New York didn’t sleep, it chambered a round and waited. Rain streaked down the windows of my apartment, turning the skyline into a watercolor of bad decisions. I checked my guns on the kitchen table like a priest laying out sacramental tools.
Beretta. Cleaned. Oiled. Familiar.
Desert Eagle. Heavy. Excessive. A brick that solved arguments permanently.
Pump shotgun. Short barrel. Wood stock scarred like it had history.
Extra mags. Loose rounds. A shoulder holster that knew my ribs better than my doctor did.
I wasn’t going out for milk.
The tip had come through an old NYPD channel, dirty, buried, whispered. A private militia had moved into the city. Not gangsters. Not suits. Something worse. Former military contractors with nothing left to believe in except fire superiority. They called themselves The Cinder Group. Real subtle.

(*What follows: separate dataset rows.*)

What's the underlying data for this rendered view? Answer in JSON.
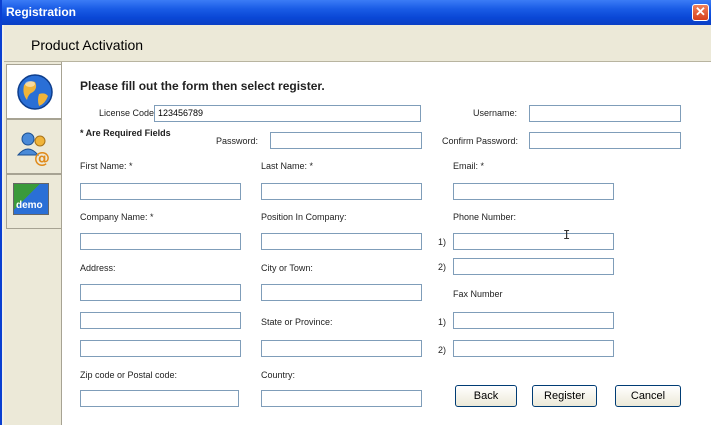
{
  "window": {
    "title": "Registration",
    "close_label": "✕"
  },
  "header": {
    "title": "Product Activation"
  },
  "sidebar": {
    "tabs": [
      {
        "icon": "globe-icon"
      },
      {
        "icon": "email-contacts-icon"
      },
      {
        "icon": "demo-icon",
        "label": "demo"
      }
    ]
  },
  "form": {
    "instructions": "Please fill out the form then select register.",
    "required_note": "* Are Required Fields",
    "license_code": {
      "label": "License Code:",
      "value": "123456789"
    },
    "username": {
      "label": "Username:",
      "value": ""
    },
    "password": {
      "label": "Password:",
      "value": ""
    },
    "confirm_password": {
      "label": "Confirm Password:",
      "value": ""
    },
    "first_name": {
      "label": "First Name: *",
      "value": ""
    },
    "last_name": {
      "label": "Last Name: *",
      "value": ""
    },
    "email": {
      "label": "Email: *",
      "value": ""
    },
    "company_name": {
      "label": "Company Name: *",
      "value": ""
    },
    "position": {
      "label": "Position In Company:",
      "value": ""
    },
    "phone_number": {
      "label": "Phone Number:",
      "line1_marker": "1)",
      "line2_marker": "2)"
    },
    "address": {
      "label": "Address:"
    },
    "city": {
      "label": "City or Town:",
      "value": ""
    },
    "fax_number": {
      "label": "Fax Number",
      "line1_marker": "1)",
      "line2_marker": "2)"
    },
    "state": {
      "label": "State or Province:",
      "value": ""
    },
    "zip": {
      "label": "Zip code or Postal code:",
      "value": ""
    },
    "country": {
      "label": "Country:",
      "value": ""
    }
  },
  "buttons": {
    "back": "Back",
    "register": "Register",
    "cancel": "Cancel"
  },
  "colors": {
    "titlebar": "#0a47d6",
    "input_border": "#7f9db9",
    "panel": "#ece9d8"
  }
}
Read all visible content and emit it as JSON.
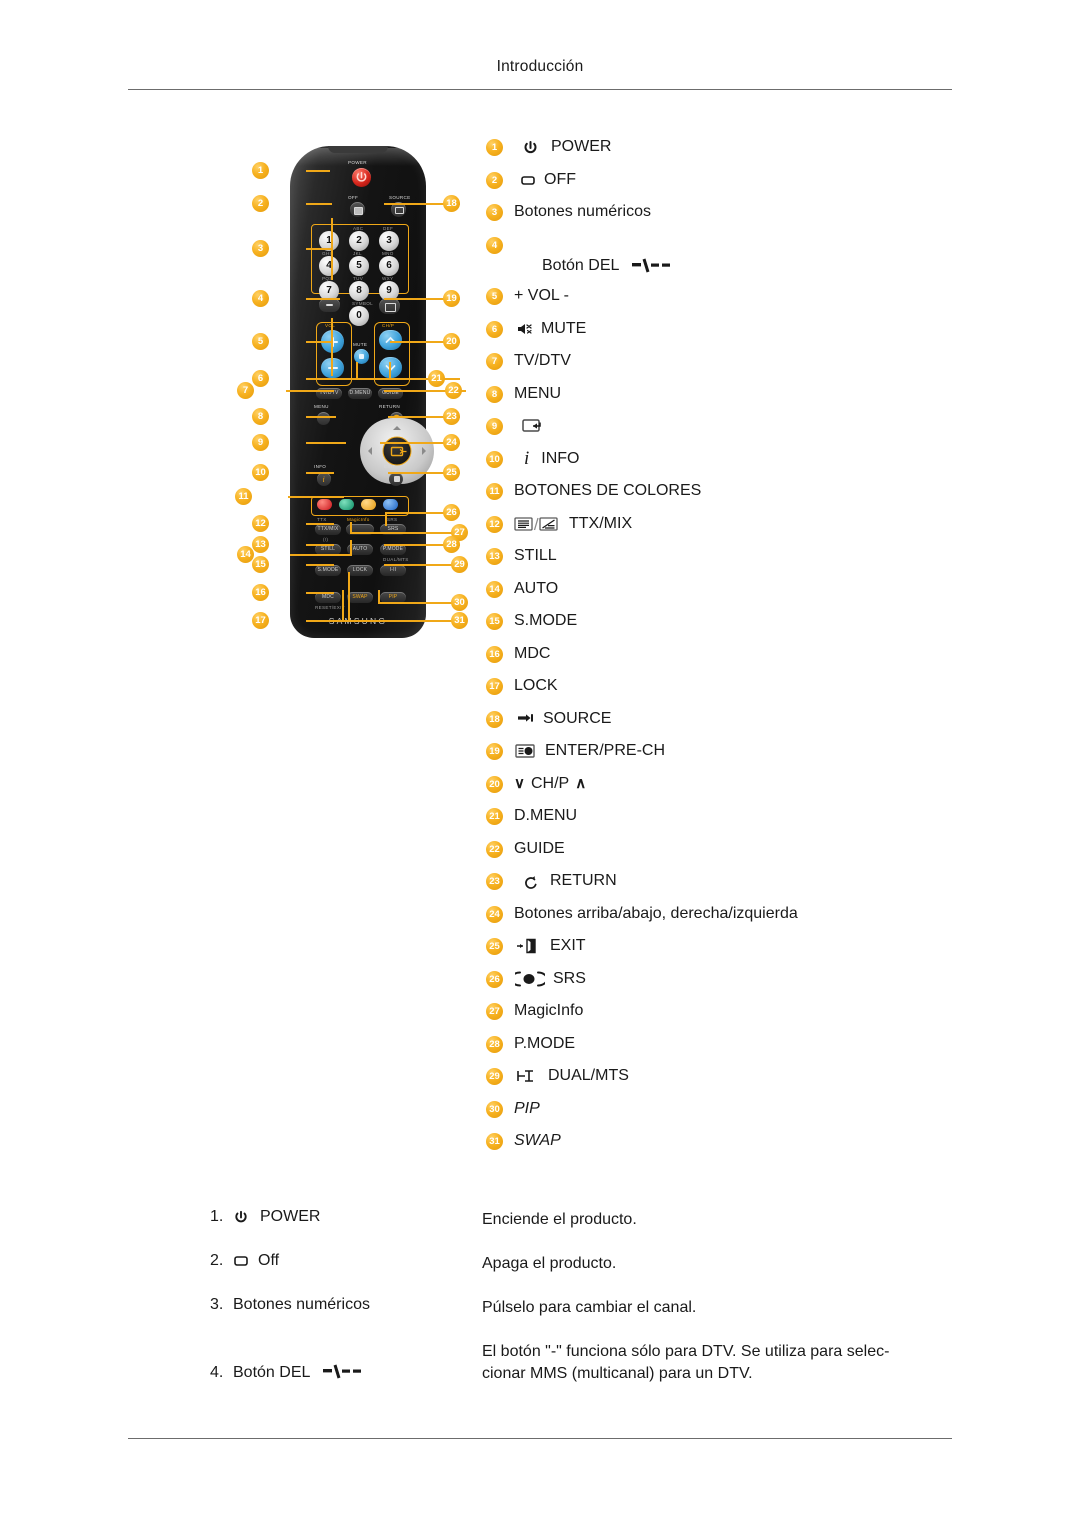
{
  "header": {
    "title": "Introducción"
  },
  "remote": {
    "brand": "SAMSUNG",
    "keys": {
      "power_label": "POWER",
      "off_label": "OFF",
      "source_label": "SOURCE",
      "vol_label": "VOL",
      "mute_label": "MUTE",
      "chp_label": "CH/P",
      "tvdtv_label": "TV/DTV",
      "dmenu_label": "D.MENU",
      "guide_label": "GUIDE",
      "menu_label": "MENU",
      "return_label": "RETURN",
      "info_label": "INFO",
      "exit_label": "EXIT",
      "ttxmix_label": "TTX/MIX",
      "magicinfo_label": "MagicInfo",
      "srs_label": "SRS",
      "still_label": "STILL",
      "auto_label": "AUTO",
      "pmode_label": "P.MODE",
      "smode_label": "S.MODE",
      "lock_label": "LOCK",
      "dualmts_label": "DUAL/MTS",
      "mdc_label": "MDC",
      "swap_label": "SWAP",
      "pip_label": "PIP",
      "digits": [
        "1",
        "2",
        "3",
        "4",
        "5",
        "6",
        "7",
        "8",
        "9",
        "0"
      ],
      "digit_subs": [
        "",
        "ABC",
        "DEF",
        "GHI",
        "JKL",
        "MNO",
        "PQS",
        "TUV",
        "WXY",
        "SYMBOL"
      ],
      "del_key": "-/--"
    }
  },
  "legend": {
    "items": [
      {
        "num": "1",
        "icon": "power-icon",
        "label": "POWER"
      },
      {
        "num": "2",
        "icon": "off-icon",
        "label": "OFF"
      },
      {
        "num": "3",
        "icon": "",
        "label": "Botones numéricos"
      },
      {
        "num": "4",
        "icon": "del-dash-icon",
        "label": "Botón DEL"
      },
      {
        "num": "5",
        "icon": "",
        "label": "+ VOL -"
      },
      {
        "num": "6",
        "icon": "mute-icon",
        "label": "MUTE"
      },
      {
        "num": "7",
        "icon": "",
        "label": "TV/DTV"
      },
      {
        "num": "8",
        "icon": "",
        "label": "MENU"
      },
      {
        "num": "9",
        "icon": "enter-box-icon",
        "label": ""
      },
      {
        "num": "10",
        "icon": "info-i-icon",
        "label": "INFO"
      },
      {
        "num": "11",
        "icon": "",
        "label": "BOTONES DE COLORES"
      },
      {
        "num": "12",
        "icon": "ttx-mix-icon",
        "label": "TTX/MIX"
      },
      {
        "num": "13",
        "icon": "",
        "label": "STILL"
      },
      {
        "num": "14",
        "icon": "",
        "label": "AUTO"
      },
      {
        "num": "15",
        "icon": "",
        "label": "S.MODE"
      },
      {
        "num": "16",
        "icon": "",
        "label": "MDC"
      },
      {
        "num": "17",
        "icon": "",
        "label": "LOCK"
      },
      {
        "num": "18",
        "icon": "source-icon",
        "label": "SOURCE"
      },
      {
        "num": "19",
        "icon": "enter-prech-icon",
        "label": "ENTER/PRE-CH"
      },
      {
        "num": "20",
        "icon": "chp-arrows-icon",
        "label": "CH/P"
      },
      {
        "num": "21",
        "icon": "",
        "label": "D.MENU"
      },
      {
        "num": "22",
        "icon": "",
        "label": "GUIDE"
      },
      {
        "num": "23",
        "icon": "return-arrow-icon",
        "label": "RETURN"
      },
      {
        "num": "24",
        "icon": "",
        "label": "Botones arriba/abajo, derecha/izquierda"
      },
      {
        "num": "25",
        "icon": "exit-door-icon",
        "label": "EXIT"
      },
      {
        "num": "26",
        "icon": "srs-icon",
        "label": "SRS"
      },
      {
        "num": "27",
        "icon": "",
        "label": "MagicInfo"
      },
      {
        "num": "28",
        "icon": "",
        "label": "P.MODE"
      },
      {
        "num": "29",
        "icon": "dual-mts-icon",
        "label": "DUAL/MTS"
      },
      {
        "num": "30",
        "icon": "",
        "label": "PIP"
      },
      {
        "num": "31",
        "icon": "",
        "label": "SWAP"
      }
    ],
    "chp_down": "∨",
    "chp_up": "∧"
  },
  "descriptions": [
    {
      "index": "1.",
      "icon": "power-icon",
      "term": "POWER",
      "definition": "Enciende el producto."
    },
    {
      "index": "2.",
      "icon": "off-icon",
      "term": "Off",
      "definition": "Apaga el producto."
    },
    {
      "index": "3.",
      "icon": "",
      "term": "Botones numéricos",
      "definition": "Púlselo para cambiar el canal."
    },
    {
      "index": "4.",
      "icon": "del-dash-icon",
      "term": "Botón DEL",
      "definition": "El botón \"-\" funciona sólo para DTV. Se utiliza para seleccionar MMS (multicanal) para un DTV.",
      "definition_line1": "El botón \"-\" funciona sólo para DTV. Se utiliza para selec-",
      "definition_line2": "cionar MMS (multicanal) para un DTV."
    }
  ],
  "colors": {
    "badge": "#f7b221",
    "rule": "#6c6c6c",
    "text": "#1a1a1a",
    "remote_body": "#101010"
  }
}
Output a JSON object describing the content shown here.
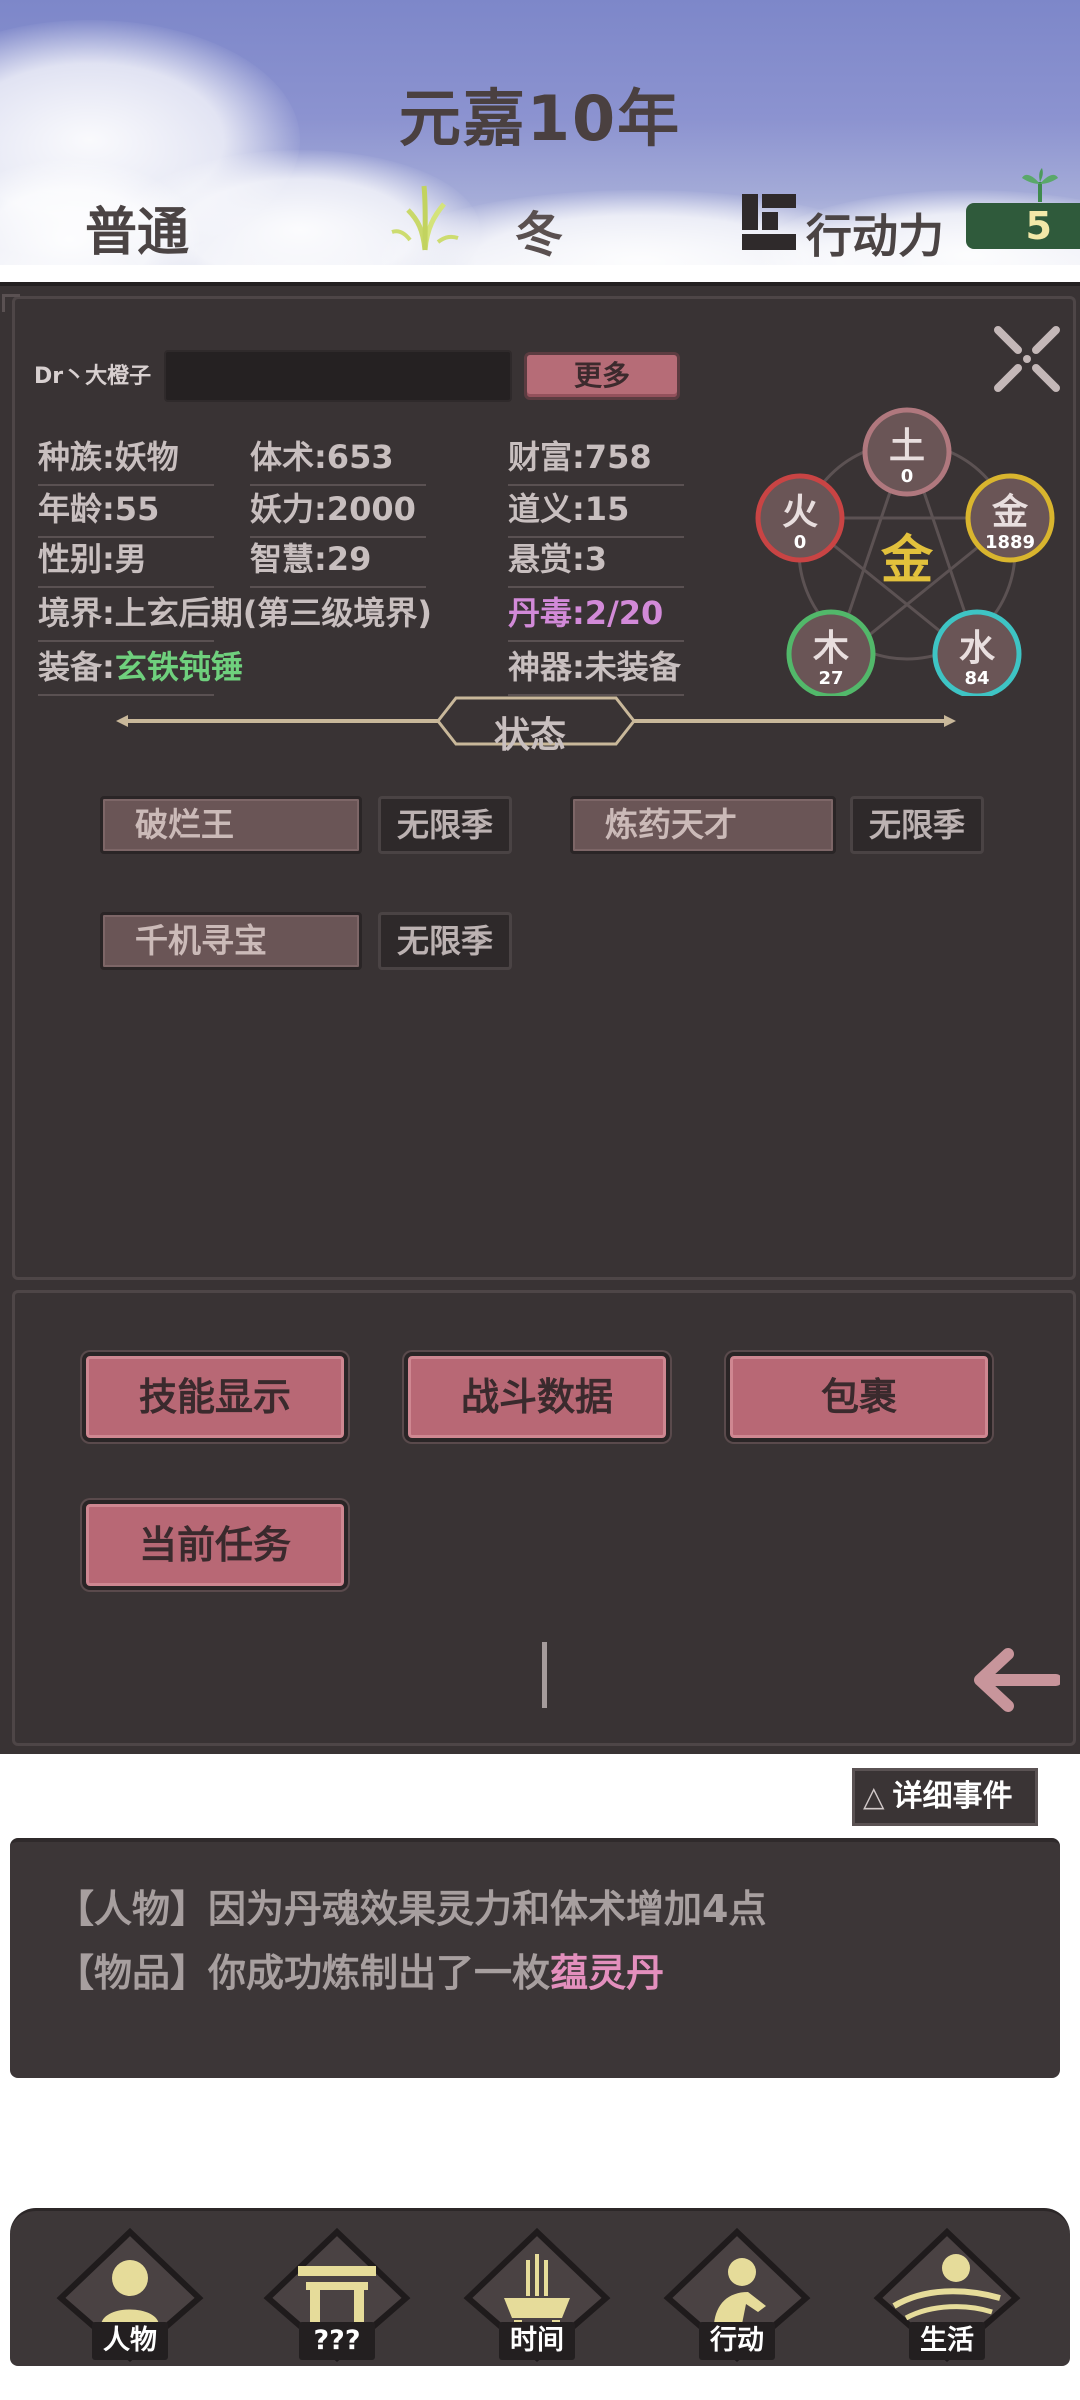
{
  "header": {
    "year": "元嘉10年",
    "difficulty": "普通",
    "season": "冬",
    "action_label": "行动力",
    "action_points": "5"
  },
  "character": {
    "name": "Dr丶大橙子",
    "more_button": "更多",
    "stats": {
      "race": "种族:妖物",
      "age": "年龄:55",
      "gender": "性别:男",
      "realm": "境界:上玄后期(第三级境界)",
      "equip_prefix": "装备:",
      "equip_value": "玄铁钝锤",
      "body": "体术:653",
      "demon_power": "妖力:2000",
      "wisdom": "智慧:29",
      "wealth": "财富:758",
      "justice": "道义:15",
      "bounty": "悬赏:3",
      "pill_poison": "丹毒:2/20",
      "artifact": "神器:未装备"
    },
    "elements": {
      "center": "金",
      "earth": {
        "name": "土",
        "value": "0"
      },
      "fire": {
        "name": "火",
        "value": "0"
      },
      "metal": {
        "name": "金",
        "value": "1889"
      },
      "wood": {
        "name": "木",
        "value": "27"
      },
      "water": {
        "name": "水",
        "value": "84"
      }
    },
    "status_title": "状态",
    "statuses": [
      {
        "name": "破烂王",
        "duration": "无限季"
      },
      {
        "name": "炼药天才",
        "duration": "无限季"
      },
      {
        "name": "千机寻宝",
        "duration": "无限季"
      }
    ]
  },
  "actions": {
    "skills": "技能显示",
    "battle_data": "战斗数据",
    "bag": "包裹",
    "current_task": "当前任务"
  },
  "events": {
    "detail_button": "详细事件",
    "log": [
      {
        "tag": "【人物】",
        "text": "因为丹魂效果灵力和体术增加4点",
        "highlight": ""
      },
      {
        "tag": "【物品】",
        "text": "你成功炼制出了一枚",
        "highlight": "蕴灵丹"
      }
    ]
  },
  "nav": {
    "items": [
      "人物",
      "???",
      "时间",
      "行动",
      "生活"
    ]
  },
  "colors": {
    "panel": "#393334",
    "button": "#b86875",
    "equip_green": "#6fd07d",
    "poison_purple": "#d28ad8",
    "highlight_pink": "#e38fbd",
    "action_box": "#2f5a3b"
  }
}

They were buying weapons in bulk. Military grade. Enough to arm a small war. And New York was the battlefield.
I put on my coat. The weight settled in like a bad memory.
The meet was happening in an abandoned railyard in Queens. Rusted tracks, derelict boxcars, floodlights rigged up by men who liked shadows but needed to see what they were killing. I scoped the place from a water tower, rain dripping off my nose, city noise muffled by distance and intent.
At least twenty men.
Assault rifles. AK variants. ARs with optics worth more than my rent. Submachine guns slung low like they were part of the uniform. Shotguns. One guy had a belt-fed monster mounted on a truck like he was expecting the apocalypse to RSVP.
I counted exits. I counted angles. I counted how many bullets I had versus how many regrets I’d be adding.
Then I jumped.
Bullet time kicked in as gravity did the rest. The world slowed, stretched, begged. I hit the ground firing, twin pistols barking like they’d been waiting for permission. Two men dropped before their brains finished processing surprise.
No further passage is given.